Further advancements would also rely upon linking our program with NLO investigations of single-forward or nearly back-to-back semi-inclusive emissions within the framework of gluon saturation (see, for instance, Refs. [418,419,420,421,422,423,424,425,426,427,428,429,430] and references therein). In these analyses, the influence of soft-gluon radiation on angular asymmetries in dijet or dihadron production was addressed (see Refs. [362,363,431,432,433,434]).

NLO saturation allows us to access the (un)polarized gluon content of protons and nucleons at small-x [435,436,437,438,439,440]. Authors of Refs. [441,442,443,444,445] explore heavy-hadron emissions in proton–proton and proton–nucleus collisions by incorporating small-x effects. Future investigations will explore the intersection between our approach to tetraquark production via the $\mathrm{NLL}/{\mathrm{NLO}}^{+}$ hybrid factorization and higher-order calculations for NLO saturation in exclusive emissions of heavy particles [446,447].

A milestone in deepening our understanding of tetraquark fragmentation will rely upon comparing predictions from our TQHL1.0 FFs with ones based on functions extracted from global data. Along this direction, artificial intelligence techniques already adapted to address the collinear fragmentation of lighter hadron species [448,449,450,451,452,453,454,455] will be an asset.

As a prospect, we plan to extend to explore heavy–light tetraquark production through other resummations, as well as by using different inputs for the initial-scale fragmentation and through exclusive reactions. Promising avenues to be investigated via the fragmentation approximation include emissions of fully charmed tetraquarks [456,457,458,459] and pentaquarks [460,461,462].

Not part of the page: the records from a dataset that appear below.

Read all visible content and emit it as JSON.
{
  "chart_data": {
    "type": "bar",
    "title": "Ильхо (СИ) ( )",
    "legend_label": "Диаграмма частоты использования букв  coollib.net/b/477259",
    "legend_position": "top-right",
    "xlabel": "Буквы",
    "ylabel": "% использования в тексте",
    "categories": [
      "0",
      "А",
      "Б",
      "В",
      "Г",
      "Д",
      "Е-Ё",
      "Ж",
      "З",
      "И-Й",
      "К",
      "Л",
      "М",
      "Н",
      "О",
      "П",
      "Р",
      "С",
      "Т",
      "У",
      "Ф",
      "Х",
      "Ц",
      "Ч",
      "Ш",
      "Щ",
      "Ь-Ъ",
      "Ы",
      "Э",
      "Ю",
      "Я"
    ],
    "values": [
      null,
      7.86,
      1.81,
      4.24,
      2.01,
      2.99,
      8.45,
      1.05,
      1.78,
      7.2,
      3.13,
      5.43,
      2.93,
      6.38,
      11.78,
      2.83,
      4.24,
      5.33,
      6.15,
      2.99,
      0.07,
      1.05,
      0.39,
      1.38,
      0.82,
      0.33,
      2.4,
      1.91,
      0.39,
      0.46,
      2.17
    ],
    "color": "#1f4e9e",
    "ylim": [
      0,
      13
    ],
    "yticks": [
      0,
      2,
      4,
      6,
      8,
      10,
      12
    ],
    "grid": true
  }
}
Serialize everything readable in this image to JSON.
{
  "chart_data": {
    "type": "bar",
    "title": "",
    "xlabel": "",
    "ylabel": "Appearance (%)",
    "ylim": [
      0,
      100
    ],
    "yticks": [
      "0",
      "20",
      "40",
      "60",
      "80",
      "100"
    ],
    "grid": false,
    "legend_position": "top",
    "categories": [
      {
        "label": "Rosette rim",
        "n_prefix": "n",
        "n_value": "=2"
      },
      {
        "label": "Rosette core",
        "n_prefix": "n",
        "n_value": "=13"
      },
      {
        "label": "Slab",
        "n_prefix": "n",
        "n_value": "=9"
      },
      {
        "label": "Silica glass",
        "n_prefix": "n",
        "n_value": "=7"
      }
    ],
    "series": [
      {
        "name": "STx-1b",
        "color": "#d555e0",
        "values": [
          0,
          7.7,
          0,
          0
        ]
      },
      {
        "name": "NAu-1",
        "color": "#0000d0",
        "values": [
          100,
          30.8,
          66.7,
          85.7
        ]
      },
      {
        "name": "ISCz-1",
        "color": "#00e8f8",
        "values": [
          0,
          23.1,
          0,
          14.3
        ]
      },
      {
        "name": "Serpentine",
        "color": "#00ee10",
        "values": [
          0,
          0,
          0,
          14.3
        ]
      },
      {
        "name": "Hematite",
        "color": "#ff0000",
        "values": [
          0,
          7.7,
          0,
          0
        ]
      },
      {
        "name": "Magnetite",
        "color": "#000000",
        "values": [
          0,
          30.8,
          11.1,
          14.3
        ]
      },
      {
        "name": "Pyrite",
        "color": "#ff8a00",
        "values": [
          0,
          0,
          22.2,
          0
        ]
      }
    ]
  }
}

A window of novel opportunities will come via forthcoming advancements in $X\left(3872\right)$ spectroscopy at electron-hadron facilities [463,464,465]. Until recently, the $X\left(3872\right)$ was the sole exotic state observed in prompt proton collisions. However, the discovery of fully charmed structures [466] and the $T_{cc}$ [467,468] brought novelty to the exotic-physics panorama. Extending our fragmentation approach to these states should be feasible and could offer valuable insights. Additionally, it could be applied to investigate the $Z_c\left(3900\right)$, which has not yet been observed promptly [469].

While further analyses are required from both the theoretical and phenomenological perspectives, we believe that the present study can contribute to open new windows of discovery. This gives us an intriguing opportunity to gain deeper insights into the true nature of exotic matter, which can be explored at the HL-LHC and at future colliders [470,471,472,473,474,475,476,477,478,479,480,481,482,483,484,485,486,487,488,489,490,491,492,493,494,495,496,497].